4.9 Histological analysis

Mouse liver tissues embedded in paraffin were sectioned and then stained with Sirius red for pathological assessments. Adjacent sections from liver tissues embedded in OCT were used for high-resolution Raman imaging and H&E staining, respectively.

4.10 Data processing and analysis for Raman spectroscopy

Raman spectral data were processed with Control FIVE 5.2.10.88 software (WiTec) to remove the cosmic ray influence and then employed an internal script in the R4.1.2 environment for baseline correction and area normalization. Since the acquired wave numbers in different batches may slightly shift (~±1 cm⁻¹), linear interpolation was used to ensure that spectra data from different batches share the same values of Raman shifts. Then, the number of features of the spectra was reduced to 20 by PCA before they were fed into the LDA algorithm. The PCA and LDA analysis was performed by Python 3.8 with packages of numpy and sklearn. The spectra were split into a training set (70%) and a testing set (30%) to evaluate the performance of the LDA model. During model construction, 10-fold cross-validation with five repetitions was used.
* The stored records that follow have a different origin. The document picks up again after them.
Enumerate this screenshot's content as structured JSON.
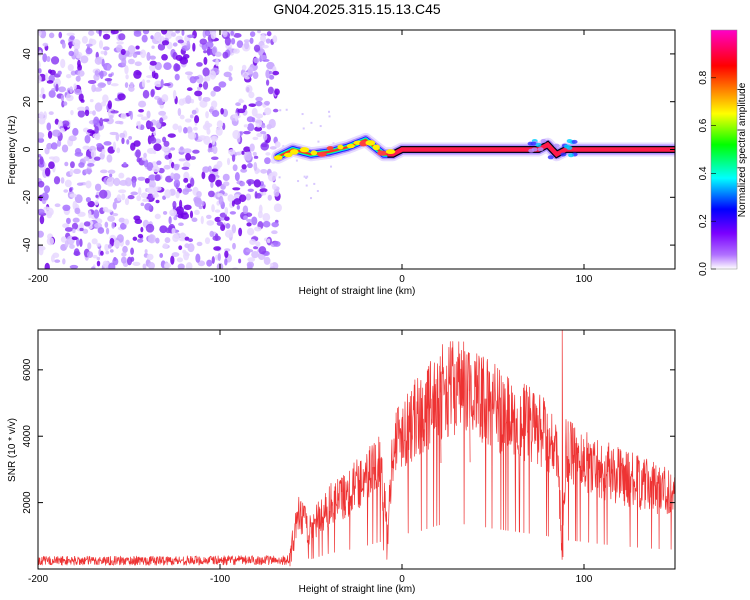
{
  "figure": {
    "title": "GN04.2025.315.15.13.C45"
  },
  "chart_data": [
    {
      "id": "spectrogram",
      "type": "heatmap",
      "xlabel": "Height of straight line (km)",
      "ylabel": "Frequency (Hz)",
      "xlim": [
        -200,
        150
      ],
      "ylim": [
        -50,
        50
      ],
      "xticks": [
        -200,
        -100,
        0,
        100
      ],
      "yticks": [
        -40,
        -20,
        0,
        20,
        40
      ],
      "noise_region_x": [
        -200,
        -68
      ],
      "ridge": {
        "description_points": [
          {
            "x": -68,
            "y": -3
          },
          {
            "x": -60,
            "y": 0
          },
          {
            "x": -50,
            "y": -2
          },
          {
            "x": -40,
            "y": -1
          },
          {
            "x": -30,
            "y": 1
          },
          {
            "x": -20,
            "y": 4
          },
          {
            "x": -15,
            "y": 1
          },
          {
            "x": -10,
            "y": -2
          },
          {
            "x": -5,
            "y": -2
          },
          {
            "x": 0,
            "y": 0
          },
          {
            "x": 50,
            "y": 0
          },
          {
            "x": 75,
            "y": 0
          },
          {
            "x": 80,
            "y": 2
          },
          {
            "x": 85,
            "y": -2
          },
          {
            "x": 90,
            "y": 0
          },
          {
            "x": 150,
            "y": 0
          }
        ]
      },
      "colorbar": {
        "label": "Normalized spectral amplitude",
        "ticks": [
          0.0,
          0.2,
          0.4,
          0.6,
          0.8
        ],
        "range": [
          0,
          1
        ],
        "colors": [
          "#ffffff",
          "#a000ff",
          "#0000ff",
          "#00ffff",
          "#00ff00",
          "#ffff00",
          "#ff0000",
          "#ff00c8"
        ]
      }
    },
    {
      "id": "snr",
      "type": "line",
      "xlabel": "Height of straight line (km)",
      "ylabel": "SNR (10 * v/v)",
      "xlim": [
        -200,
        150
      ],
      "ylim": [
        0,
        7200
      ],
      "xticks": [
        -200,
        -100,
        0,
        100
      ],
      "yticks": [
        2000,
        4000,
        6000
      ],
      "color": "#ee3333",
      "envelope": [
        {
          "x": -200,
          "y": 250
        },
        {
          "x": -150,
          "y": 250
        },
        {
          "x": -100,
          "y": 260
        },
        {
          "x": -62,
          "y": 270
        },
        {
          "x": -57,
          "y": 1600
        },
        {
          "x": -50,
          "y": 1200
        },
        {
          "x": -40,
          "y": 1900
        },
        {
          "x": -30,
          "y": 2300
        },
        {
          "x": -20,
          "y": 2800
        },
        {
          "x": -12,
          "y": 3300
        },
        {
          "x": -8,
          "y": 1000
        },
        {
          "x": -5,
          "y": 3700
        },
        {
          "x": 0,
          "y": 4200
        },
        {
          "x": 10,
          "y": 4600
        },
        {
          "x": 20,
          "y": 5300
        },
        {
          "x": 30,
          "y": 5500
        },
        {
          "x": 40,
          "y": 5300
        },
        {
          "x": 50,
          "y": 4900
        },
        {
          "x": 60,
          "y": 4600
        },
        {
          "x": 70,
          "y": 4300
        },
        {
          "x": 80,
          "y": 4000
        },
        {
          "x": 85,
          "y": 3500
        },
        {
          "x": 88,
          "y": 600
        },
        {
          "x": 90,
          "y": 3500
        },
        {
          "x": 100,
          "y": 3300
        },
        {
          "x": 110,
          "y": 3000
        },
        {
          "x": 120,
          "y": 2800
        },
        {
          "x": 135,
          "y": 2500
        },
        {
          "x": 150,
          "y": 2350
        }
      ],
      "spikes": [
        {
          "x": 21,
          "y": 6400
        },
        {
          "x": 37,
          "y": 6500
        },
        {
          "x": 88,
          "y": 7200
        }
      ]
    }
  ]
}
For molecular profile analysis, the raw Raman spectra were preprocessed using Control FIVE 5.2.10.88 software for cosmic ray removal, fifth-order polynomial-based background subtraction to alleviate the contribution of fluorescence, and area normalization. Semiquantitative analysis of the biomolecules to which they were attributed was carried out by direct comparison of the peak intensities of the specific Raman bands.

4.11 Statistical analysis

Data were analyzed using GraphPad Prism 8.0.1 software, and results were shown as mean ± SD. One-way analysis of variance was adopted to calculate statistical significance. p < 0.05 was deemed statistically significant.